Jenna wrinkled her nose at the mound of gelatinous fish roe and looked back out the rain-streaked pane. They were descending. Vast swaths of emerald forest interspersed with fields of rolling green hills and low stone walls rose up to meet them. Thunderclouds heavy with rain boiled overhead in the dark sky, and off in the distance, a lone spike of lightning scorched the air with a fleeting, electric brilliance.
“I thought caviar was supposed to be black,” Jenna said to the window, wondering if the lightning was a bad omen. “Or red.”
“The cheap stuff is,” Morgan replied with a shrug that rustled the black taffeta stretched over her shoulders. The
blouse was low cut, tight, fronted with a row of delicate pearl buttons. It showed off more than a hint of décolletage, while her miniscule skirt showed off what seemed like ten miles of tanned, bare leg. With a set of carved cheekbones, a fall of shiny, sable hair rippling over one shoulder, and a cherry-red pout, she was intimidatingly beautiful.
“The older the sturgeon, the lighter the caviar is in color, the more exquisite the taste. This is Almas, from the Caviar House & Prunier in London. It’s the best money can buy.”

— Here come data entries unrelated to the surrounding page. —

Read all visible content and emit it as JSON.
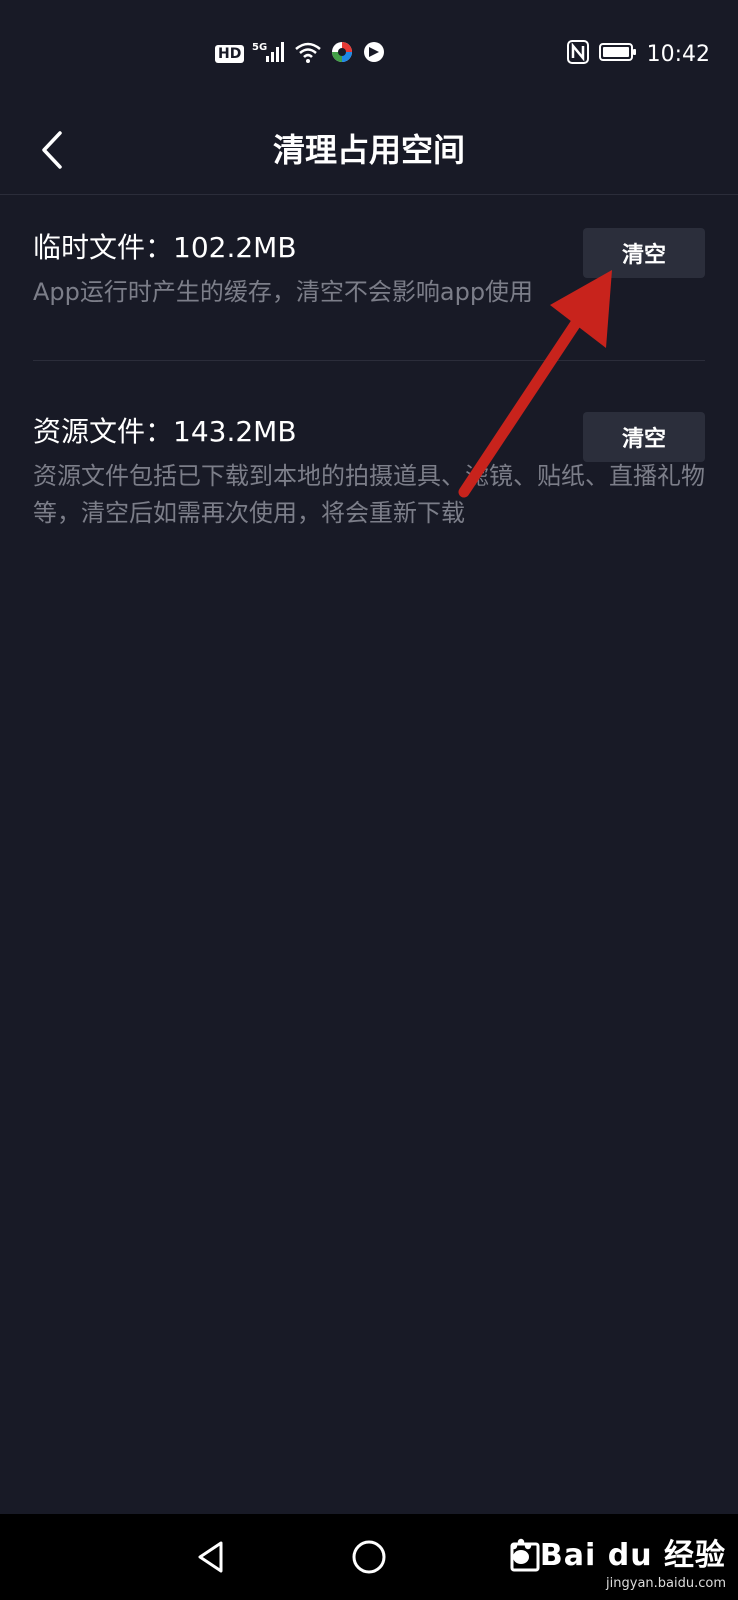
{
  "status_bar": {
    "hd": "HD",
    "network": "5G",
    "time": "10:42",
    "icons": [
      "hd-icon",
      "signal-icon",
      "wifi-icon",
      "app-notification-icon",
      "app-notification-icon",
      "nfc-icon",
      "battery-icon"
    ]
  },
  "header": {
    "title": "清理占用空间",
    "back_icon": "chevron-left-icon"
  },
  "items": [
    {
      "title": "临时文件：102.2MB",
      "description": "App运行时产生的缓存，清空不会影响app使用",
      "button": "清空"
    },
    {
      "title": "资源文件：143.2MB",
      "description": "资源文件包括已下载到本地的拍摄道具、滤镜、贴纸、直播礼物等，清空后如需再次使用，将会重新下载",
      "button": "清空"
    }
  ],
  "annotation": {
    "color": "#c8231c",
    "icon": "red-arrow-icon"
  },
  "bottom_nav": {
    "icons": [
      "back-triangle-icon",
      "home-circle-icon",
      "recents-square-icon"
    ]
  },
  "watermark": {
    "logo": "Bai du 经验",
    "url": "jingyan.baidu.com"
  },
  "colors": {
    "background": "#181a26",
    "button_bg": "#2b2e3b",
    "description": "#7c7e89",
    "divider": "#2b2d3a"
  }
}
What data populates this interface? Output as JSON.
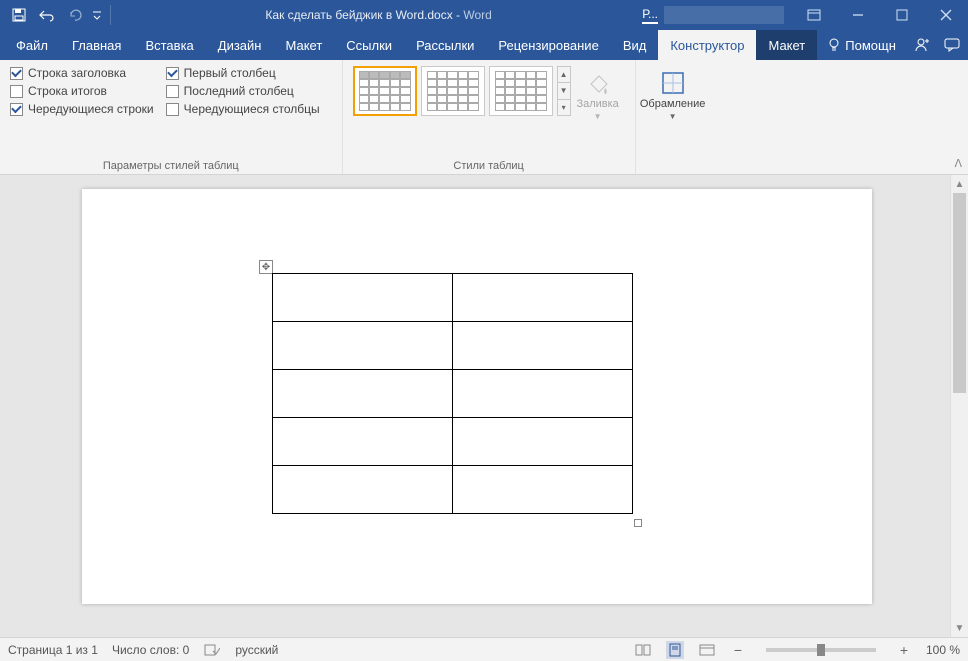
{
  "title": {
    "doc": "Как сделать бейджик в Word.docx",
    "sep": "  -  ",
    "app": "Word"
  },
  "contextual_tab_short": "Р...",
  "tabs": [
    "Файл",
    "Главная",
    "Вставка",
    "Дизайн",
    "Макет",
    "Ссылки",
    "Рассылки",
    "Рецензирование",
    "Вид",
    "Конструктор",
    "Макет"
  ],
  "active_tab_index": 9,
  "help_label": "Помощн",
  "ribbon": {
    "options_group_label": "Параметры стилей таблиц",
    "opts_col1": [
      {
        "label": "Строка заголовка",
        "checked": true
      },
      {
        "label": "Строка итогов",
        "checked": false
      },
      {
        "label": "Чередующиеся строки",
        "checked": true
      }
    ],
    "opts_col2": [
      {
        "label": "Первый столбец",
        "checked": true
      },
      {
        "label": "Последний столбец",
        "checked": false
      },
      {
        "label": "Чередующиеся столбцы",
        "checked": false
      }
    ],
    "styles_group_label": "Стили таблиц",
    "fill_label": "Заливка",
    "borders_label": "Обрамление"
  },
  "document": {
    "table_rows": 5,
    "table_cols": 2
  },
  "status": {
    "page": "Страница 1 из 1",
    "words": "Число слов: 0",
    "lang": "русский",
    "zoom": "100 %"
  }
}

She swallowed another bite spread thick on a lightly buttered toast point and sighed in pleasure. “It’s heaven, nothing less. Let me make you one.” She dug the tiny mother of pearl spoon into the crystal bowl set in front of her on the dining table. It smelled faintly of salt water and hazelnuts.
But Jenna had no appetite for food.
It wasn’t the eleven-hour flight from Los Angeles on Leander’s private jet that was bothering her. That had been an introduction to the kind of luxury Jenna had never been exposed to: burled walnut tables and desks, lamb’s-ear soft leather seats in tones of chocolate and beige, a huge flat-screen television mounted above the sofa. Even the carpet below her feet was beautiful; plush and thick and the color of desert sands.